The Second Amendment, she wrote, has an “idiosyncratic and anachronistic focus” on militias and arms, which the good professor says “degrades the concept of self-defense.”

“The right to safeguard one’s life should not be conflated with or reduced to the right to use a weapon, especially a weapon that is so much more likely to inflict injury and death than to avoid it,” Franks wrote. “Far better would be an amendment that guarantees a meaningful right to bodily autonomy and obligates the government to implement reasonable measures to protect public health and safety.”

Here’s how Franks would change the Second Amendment, and you’ll notice that her edited version now includes abortion rights:

“All people have the right to bodily autonomy consistent with the right of other people to the same, including the right to defend themselves against unlawful force and the right of self-determination in reproductive matters. The government shall take reasonable measures to protect the health and safety of the public as a whole,” she wrote.
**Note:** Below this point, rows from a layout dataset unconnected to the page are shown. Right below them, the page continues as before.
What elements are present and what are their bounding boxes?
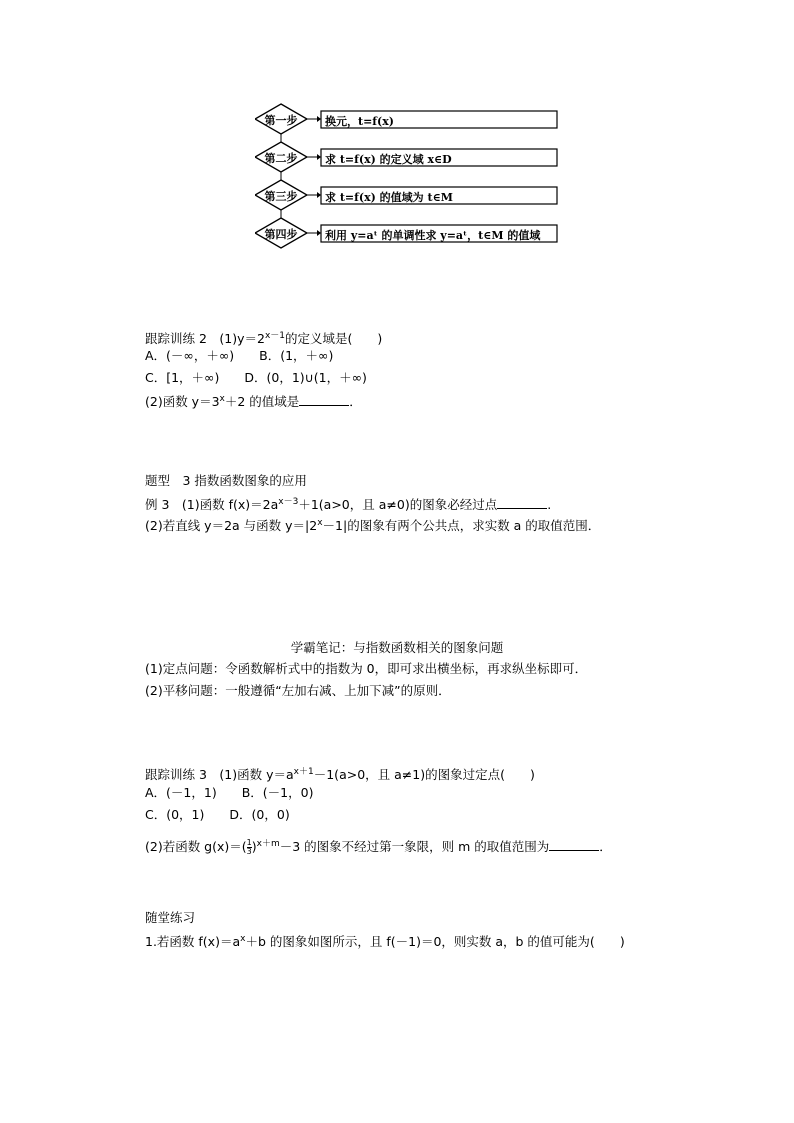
practice3-question1: 跟踪训练 3 (1)函数 $y=a^{x+1}-1(a>0$，且 a≠1)的图象过定点( )	[145, 767, 535, 783]
notes-title: 学霸笔记：与指数函数相关的图象问题	[290, 640, 504, 655]
practice2-question2: (2)函数 $y=3^x+2$ 的值域是 ．	[145, 394, 362, 410]
answer-blank	[497, 496, 547, 509]
step3-label: 第三步	[264, 190, 298, 203]
practice3-options-ab: A．(－1，1) B．(－1，0)	[145, 785, 314, 800]
step1-label: 第一步	[264, 114, 298, 127]
example3-question1: 例 3 (1)函数 $f(x)=2a^{x-3}+1(a>0$，且 a≠0)的图象必经过点 .	[145, 497, 552, 513]
notes-line2: (2)平移问题：一般遵循“左加右减、上加下减”的原则．	[145, 683, 451, 698]
flowchart	[255, 102, 565, 252]
practice2-options-cd: C．[1，＋∞) D．(0，1)∪(1，＋∞)	[145, 370, 367, 385]
practice3-question2: (2)若函数 g(x)＝( $\frac{1}{3}$ )$^{x+m}$－3 的图象不经过第一象限，则 m 的取值范围为 ．	[145, 838, 612, 857]
classwork-heading: 随堂练习	[145, 910, 196, 925]
answer-blank	[299, 393, 349, 406]
practice3-options-cd: C．(0，1) D．(0，0)	[145, 807, 290, 822]
fraction: $\frac{1}{3}$	[246, 838, 252, 857]
step2-label: 第二步	[264, 152, 298, 165]
answer-blank	[549, 838, 599, 851]
practice2-options-ab: A．(－∞，＋∞) B．(1，＋∞)	[145, 348, 334, 363]
practice2-question1: 跟踪训练 2 $(1)y=2^{x-1}$的定义域是( )	[145, 331, 383, 347]
step4-label: 第四步	[264, 228, 298, 241]
type3-heading: 题型 3 指数函数图象的应用	[145, 473, 307, 488]
classwork-question1: 1.若函数 $f(x)=a^x+b$ 的图象如图所示，且 f(－1)＝0，则实数 a，b 的值可能为( )	[145, 934, 625, 950]
step1-text: 换元，t=f(x)	[325, 115, 394, 128]
step3-text: 求 t=f(x) 的值域为 t∈M	[325, 191, 453, 204]
notes-line1: (1)定点问题：令函数解析式中的指数为 0，即可求出横坐标，再求纵坐标即可．	[145, 661, 588, 676]
step2-text: 求 t=f(x) 的定义域 x∈D	[325, 153, 452, 166]
step4-text: 利用 y=aᵗ 的单调性求 y=aᵗ，t∈M 的值域	[325, 229, 541, 242]
example3-question2: (2)若直线 y＝2a 与函数 $y=|2^x-1|$的图象有两个公共点，求实数 a 的取值范围．	[145, 518, 601, 534]
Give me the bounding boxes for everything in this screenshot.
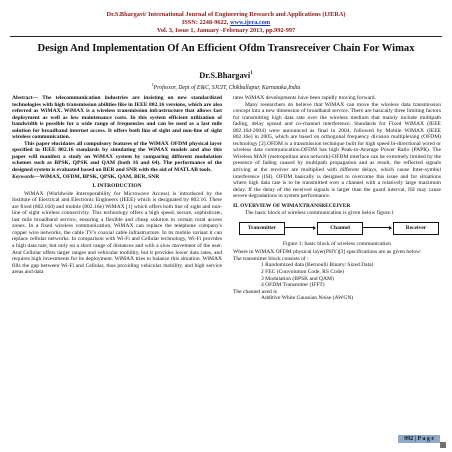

Abdallah Fayyad, who wrote the introduction for the series, explained that the newspaper believes the Constitution “needs an update.”

“That’s why Globe Ideas has put together this project, in which we asked legal experts, advocates, journalists, and members of the next generation what changes they’d make to the Constitution if they could,” Fayyad wrote. “It’s a thought experiment to some extent, but it’s also meant to get conversations started about how the Constitution can be the living document it was intended to be.”

In my humble opinion, the Constitution is perfect the way it is. It needs no updating. The Boston Globe editors and activists involved in this series are the ones who need updating, since they have clearly lost their collective minds. If I were them, I’d start updating my ‎résumé most ricky-tik.